A Study of S-268019 for the Prevention of COVID-19

November 14, 2025 updated by: Shionogi

A Phase 3, Randomized, Observer-Blind, Placebo- Controlled Cross-over Study to Evaluate the Efficacy, Safety, and Immunogenicity of S-268019 for the Prevention of COVID-19

The main purpose of this study is to assess the efficacy of S-268019-b for the prevention of COVID-19 in the initial vaccination period prior to crossover in participants without evidence of infection before vaccination as compared to placebo.

Study Overview

Status

Completed

Conditions

Intervention / Treatment

Detailed Description

Eligible participants will be randomized to receive either S-268019-b or placebo first and then will be crossed over to receive the opposite intervention.

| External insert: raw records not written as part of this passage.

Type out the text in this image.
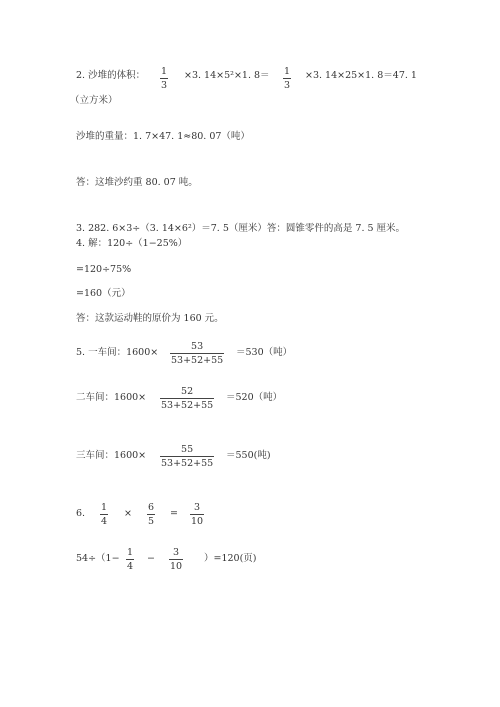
2. 沙堆的体积： 1
3
×3. 14×5²×1. 8＝ 1
3
×3. 14×25×1. 8＝47. 1
（立方米）
沙堆的重量：1. 7×47. 1≈80. 07（吨）
答：这堆沙约重 80. 07 吨。
3. 282. 6×3÷（3. 14×6²）＝7. 5（厘米）答：圆锥零件的高是 7. 5 厘米。
4. 解：120÷（1−25%）
=120÷75%
=160（元）
答：这款运动鞋的原价为 160 元。
5. 一车间：1600×
53
53+52+55
＝530（吨）
二车间：1600×
52
53+52+55
＝520（吨）
三车间：1600×
55
53+52+55
＝550(吨)
6.
1
4
×
6
5
=
3
10
54÷（1−
1
4
−
3
10
）=120(页)
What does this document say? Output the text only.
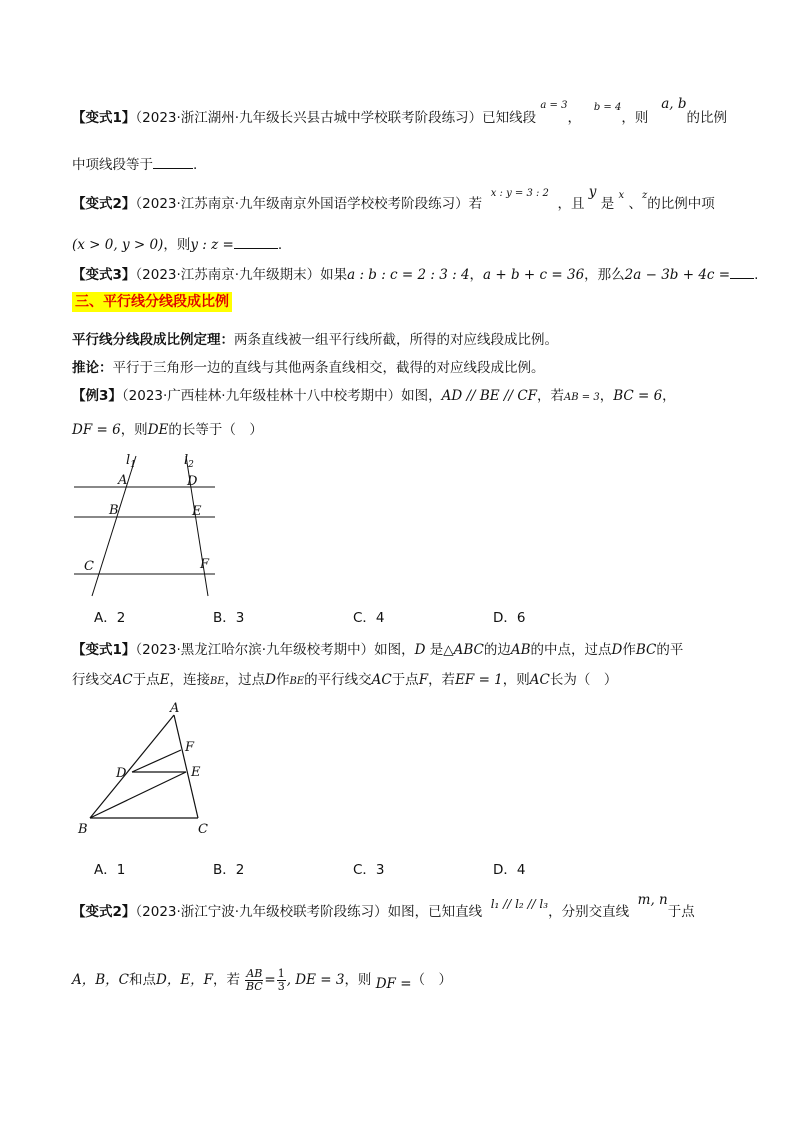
【变式1】（2023·浙江湖州·九年级长兴县古城中学校联考阶段练习）已知线段 $^{a = 3}$，   $^{b = 4}$，则   a, b的比例
中项线段等于	.
【变式2】（2023·江苏南京·九年级南京外国语学校校考阶段练习）若  $^{x : y = 3 : 2}$  ，且 y 是 $^x$ 、$^z$的比例中项
(x > 0, y > 0)，则y : z =	.
【变式3】（2023·江苏南京·九年级期末）如果a : b : c = 2 : 3 : 4，a + b + c = 36，那么2a − 3b + 4c = .
三、平行线分线段成比例
平行线分线段成比例定理：两条直线被一组平行线所截，所得的对应线段成比例。
推论：平行于三角形一边的直线与其他两条直线相交，截得的对应线段成比例。
【例3】（2023·广西桂林·九年级桂林十八中校考期中）如图，AD // BE // CF，若AB = 3，BC = 6，
DF = 6，则DE的长等于（　）
$l_1$	$l_2$
A
B
C
D
E
F
A．2	B．3	C．4	D．6
【变式1】（2023·黑龙江哈尔滨·九年级校考期中）如图，D 是△ABC的边AB的中点，过点D作BC的平
行线交AC于点E，连接BE，过点D作BE的平行线交AC于点F，若EF = 1，则AC长为（　）
A
B	C
D	E
F
A．1	B．2	C．3	D．4
【变式2】（2023·浙江宁波·九年级校联考阶段练习）如图，已知直线 l₁ // l₂ // l₃，分别交直线  m, n于点
A，B，C和点D，E，F，若 $\frac{AB}{BC} = \frac{1}{3}$ , DE = 3，则 DF =（　）
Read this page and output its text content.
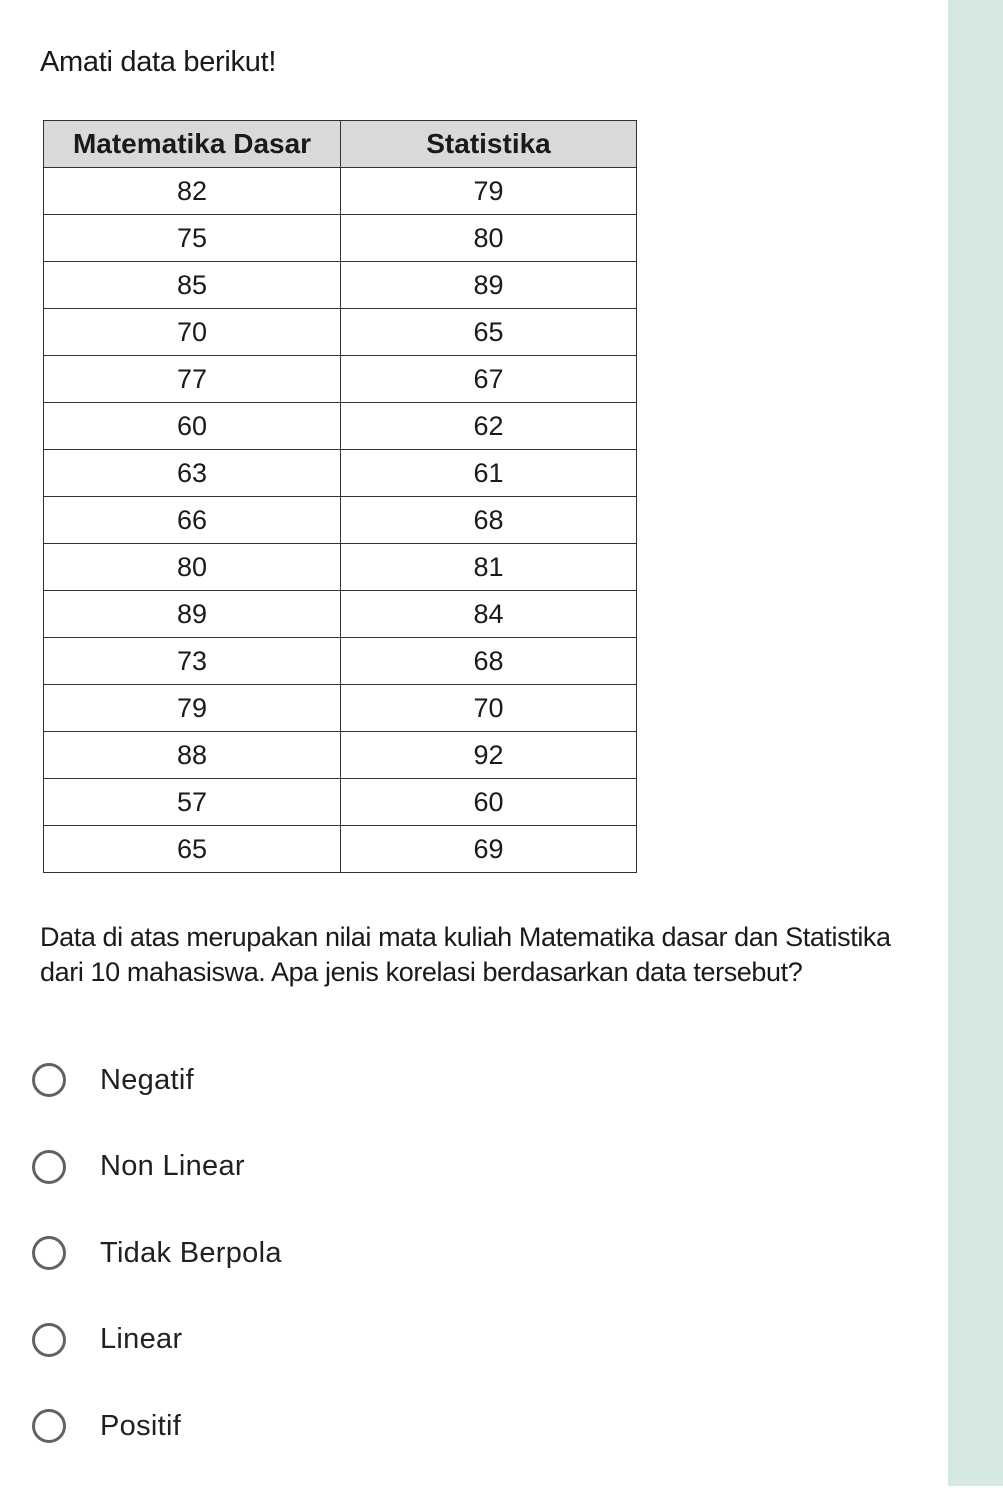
Amati data berikut!
Matematika Dasar	Statistika
82	79
75	80
85	89
70	65
77	67
60	62
63	61
66	68
80	81
89	84
73	68
79	70
88	92
57	60
65	69
Data di atas merupakan nilai mata kuliah Matematika dasar dan Statistika dari 10 mahasiswa. Apa jenis korelasi berdasarkan data tersebut?
Negatif
Non Linear
Tidak Berpola
Linear
Positif
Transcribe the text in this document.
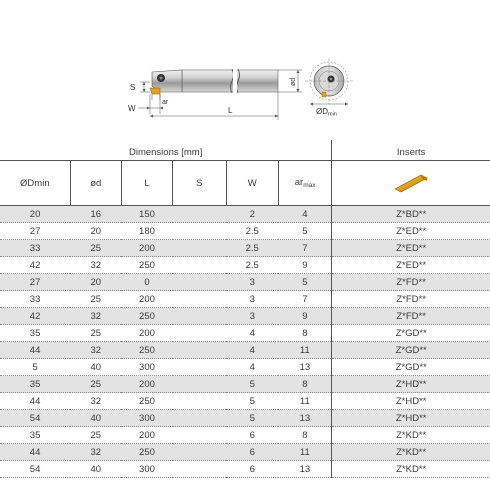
S
ar
W	L
ød
ØDmin
Dimensions [mm]						Inserts
ØDmin	ød	L	S	W	$ar_{max}$	
20	16	150		2	4	Z*BD**
27	20	180		2.5	5	Z*ED**
33	25	200		2.5	7	Z*ED**
42	32	250		2.5	9	Z*ED**
27	20	0		3	5	Z*FD**
33	25	200		3	7	Z*FD**
42	32	250		3	9	Z*FD**
35	25	200		4	8	Z*GD**
44	32	250		4	11	Z*GD**
5	40	300		4	13	Z*GD**
35	25	200		5	8	Z*HD**
44	32	250		5	11	Z*HD**
54	40	300		5	13	Z*HD**
35	25	200		6	8	Z*KD**
44	32	250		6	11	Z*KD**
54	40	300		6	13	Z*KD**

The study will consist of two treatment periods, an initial vaccination period (Day 1 to Day 224), and a crossover vaccination period (Day 225 to Day 435).

Study Type

Interventional

Enrollment (Actual)

9902

Phase

  • Phase 3

Contacts and Locations

This section provides the contact details for those conducting the study, and information on where this study is being conducted.

Study Locations

  • Vietnam
    • Dak Lak
      • Buon Ma Thuot, Dak Lak, Vietnam
        • Buon Ma Thuot City Medical Center

Participation Criteria

Researchers look for people who fit a certain description, called eligibility criteria. Some examples of these criteria are a person's general health condition or prior treatments.

Eligibility Criteria

Ages Eligible for Study

18 years and older (Adult, Older Adult)

Accepts Healthy Volunteers

Yes

Description

Inclusion Criteria:

  • Agree not to participate in any other SARS-CoV-2 prevention trial during the study follow-up.
  • Capable of using Diary without difficulties (if applicable, with assistance by caregiver).

Exclusion Criteria:

  • Current or history of a laboratory-confirmed diagnosis of SARS-CoV-2 infection or COVID-19.
  • Unstable current cardiovascular, respiratory, hepatic, renal, gastrointestinal, endocrine, hematological, or neurological disease that, in the opinion of the investigator or subinvestigator, would constitute a safety concern or confound data interpretation.
  • Immunosuppression (immunodeficiency, acquired immunodeficiency syndrome [AIDS], use of systemic steroids, use of immunosuppressants within the past 6 months prior to the first dose of study intervention, treatment for malignant tumors, other immunosuppressive therapy).
  • Previous vaccination against SARS-CoV-2.
  • Any inactivated vaccine received within 14 days prior to the first dose of study intervention.
  • Any live vaccine received within 28 days prior to the first dose of study intervention.
  • Immunoglobulin preparations, blood products, or a blood transfusion within 3 months prior to the first dose of study intervention.

Other inclusion and exclusion criteria may apply.

Study Plan

This section provides details of the study plan, including how the study is designed and what the study is measuring.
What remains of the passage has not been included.